According to the French newspaper Le Monde, the Americans, in civilian clothes at the time, heard “the sound of a heavy weapon being loaded” while passing a bathroom. When a man carrying an AK-47 and a pistol emerged, they confronted and disabled him. During the scuffle, the suspect managed to fire three shots, according to reports. the attack apparently took place while the train was still in Belgian territory, though the suspect was subdued and arrested on French soil.
French Prime Minister Manuel Valls on Twitter issued a “thank you to those who interfered” with the attack. Belgian Prime Minister Charles Michel on Twitter called the incident a terror attack and said his sympathies were with the victims. The British newspaper The Guardian reported the two men who foiled the attack were both injured, one by a knife and one by a gunshot. One of the injuries was said to be “serious.”
The French have been worried about the potential for terror attacks since the Jan. 7 assault on the offices of the satiric newspaper Charlie Hebdo that killed 12, among them some of France’s most famous comic artists.
Since then, there have been smaller scale terror attacks in Denmark and Belgium, and much of Europe has remained on high terror alert.
France anti-terror police force took charge of the investigation into Friday’s train incident and was quickly joined by investigators from the Netherlands and Belgium.
Other news reports said that three people, including one American, had been injured. Among the injured was the French actor Jean-Hugues Anglade, 60, who was reportedly hurt while breaking a window trying to raise the alarm that an attack was underway.
The suspect was described as a 26-year-old Moroccan. French anti-terror police did not release his identity, but did note that they had a file on him, implying that he had been investigated before the attack.
The suspect is thought to have boarded the high-speed train when it stopped at Brussels, not far north of where the attack took place. Witnesses from the train told French media that the attack apparently began near the back of the train, raising the possibility that the intent was to move forward through the train, which was carrying 554 passengers aboard.

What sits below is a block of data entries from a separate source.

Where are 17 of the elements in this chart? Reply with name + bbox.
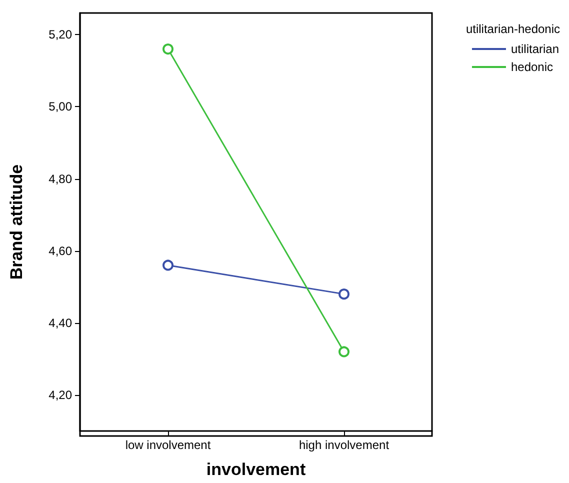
x-axis-title: involvement (206, 460, 306, 479)
y-tick-label: 5,00 (48, 100, 72, 114)
point (338, 346, 350, 358)
x-tick-label: high involvement (298, 438, 390, 452)
y-tick-label: 4,40 (48, 316, 72, 330)
y-tick-label: 4,60 (48, 244, 72, 258)
y-tick-label: 4,80 (48, 172, 72, 186)
x-tick-label: low involvement (125, 438, 212, 452)
y-tick-label: 5,20 (48, 28, 72, 42)
legend-title: utilitarian-hedonic (466, 22, 560, 36)
y-axis-title: Brand attitude (7, 164, 26, 280)
point (338, 288, 350, 300)
point (162, 44, 174, 55)
legend-label: hedonic (510, 60, 554, 74)
legend-label: utilitarian (510, 42, 560, 56)
y-tick-label: 4,20 (48, 388, 72, 402)
point (162, 260, 174, 271)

In addition to a Kalashnikov assault rifle, the assailant reportedly was carrying an automatic pistol, nine magazines and a knife.
After the attack, the train was taken to Arras, France, about 100 miles north of Paris. Passengers were taken to a nearby high school for the night while the investigation began.
Just after the attack, Le Monde quoted French Interior Ministry spokesman Pierre-Henry Brandet as saying that it was too early to know whether the incident was a terrorist attack.
“We do not know the motives of his actions,” Brandet was quoted as saying. “At this time, talking about a terrorism motive is premature.”
But officials were soon shedding such caution. Given the suspect’s background, the types of weapons and the nature of the attack, local police soon handed the case over to French, Dutch and Belgian anti-terrorism police.
French newspaper website reports indicated the men thought at first to be Marines just happened to be riding on the train.